Sir Alex Ferguson and his players became obsessed with the position of referee Martin Atkinson when Chelsea scored the winning goal at Stamford Bridge on Sunday. They should have been more concerned about the position of goalscorer John Terry.
Three United players have criticised Atkinson, but where were they when Terry was heading Chelsea into a five-point lead at the top of the Premier League? The only person who challenged Terry when Frank Lampard curled the ball towards the Manchester United goal was his Chelsea team-mate Nicolas Anelka. The nearest man in a red shirt was John O'Shea, who did not contest Terry for the ball.
There is a theory that sometimes Ferguson whinges on and on about referees to mask the failings of his own team, a theory that his reaction to Sunday's defeat only added to. Rather than accept United defended poorly at the goal, Ferguson couldn't wait to pillory Atkinson.
Ferguson's serial whinging about officials is in danger of tarnishing the legacy of his glorious reign that has incorporated 11 league titles.
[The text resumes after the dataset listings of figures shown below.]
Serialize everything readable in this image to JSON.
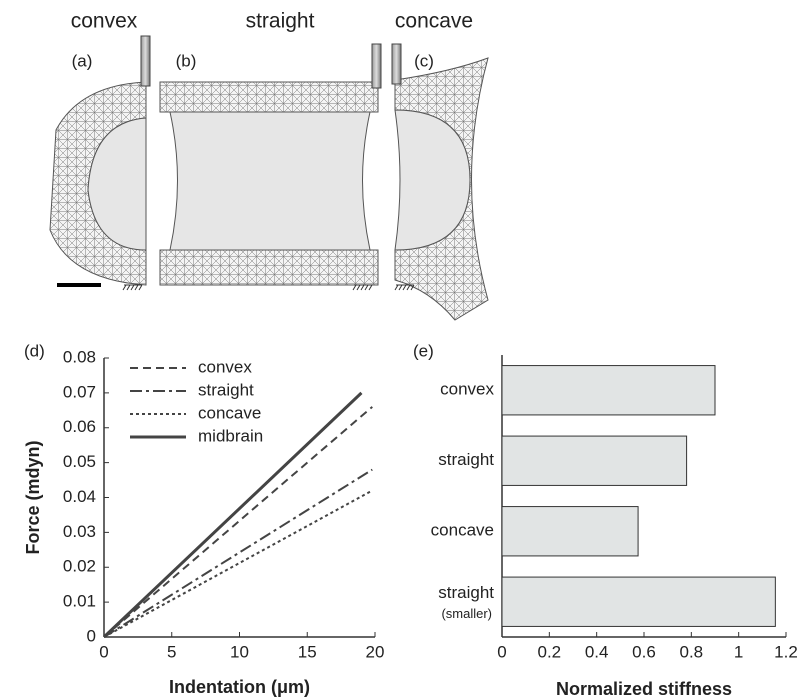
{
  "panels": {
    "titles": [
      "convex",
      "straight",
      "concave"
    ],
    "labels": [
      "(a)",
      "(b)",
      "(c)"
    ]
  },
  "chart_data": [
    {
      "type": "line",
      "panel_label": "(d)",
      "x_label": "Indentation (μm)",
      "y_label": "Force (mdyn)",
      "xlim": [
        0,
        20
      ],
      "xticks": [
        0,
        5,
        10,
        15,
        20
      ],
      "ylim": [
        0,
        0.08
      ],
      "yticks": [
        0,
        0.01,
        0.02,
        0.03,
        0.04,
        0.05,
        0.06,
        0.07,
        0.08
      ],
      "legend": "upper-left",
      "series": [
        {
          "name": "convex",
          "color": "#444444",
          "line_style": "dashed",
          "x": [
            0,
            19.8
          ],
          "values": [
            0,
            0.066
          ]
        },
        {
          "name": "straight",
          "color": "#444444",
          "line_style": "dashdot",
          "x": [
            0,
            19.8
          ],
          "values": [
            0,
            0.048
          ]
        },
        {
          "name": "concave",
          "color": "#444444",
          "line_style": "dotted",
          "x": [
            0,
            19.8
          ],
          "values": [
            0,
            0.042
          ]
        },
        {
          "name": "midbrain",
          "color": "#444444",
          "line_style": "solid",
          "x": [
            0,
            19.0
          ],
          "values": [
            0,
            0.07
          ]
        }
      ]
    },
    {
      "type": "hbar",
      "panel_label": "(e)",
      "x_label": "Normalized stiffness",
      "categories": [
        "convex",
        "straight",
        "concave",
        "straight"
      ],
      "category_notes": [
        null,
        null,
        null,
        "(smaller)"
      ],
      "values": [
        0.9,
        0.78,
        0.575,
        1.155
      ],
      "color": "#e1e4e4",
      "xlim": [
        0,
        1.2
      ],
      "xticks": [
        0,
        0.2,
        0.4,
        0.6,
        0.8,
        1,
        1.2
      ]
    }
  ]
}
While he was charged for his criticism of Alan Wiley in September, more often than not he is allowed to get away with his low level, carefully worded grumbling.
The FA's decision not to charge Ferguson for his comments at Stamford Bridge gives weight to the belief that the rules are somehow more elastic when they concern the United manager. But then for years Ferguson has been allowed to do things differently from other managers.
Ferguson's scorn for officials has infected the whole game, and in its failure to censure him the FA has effectively doomed its own Respect campaign.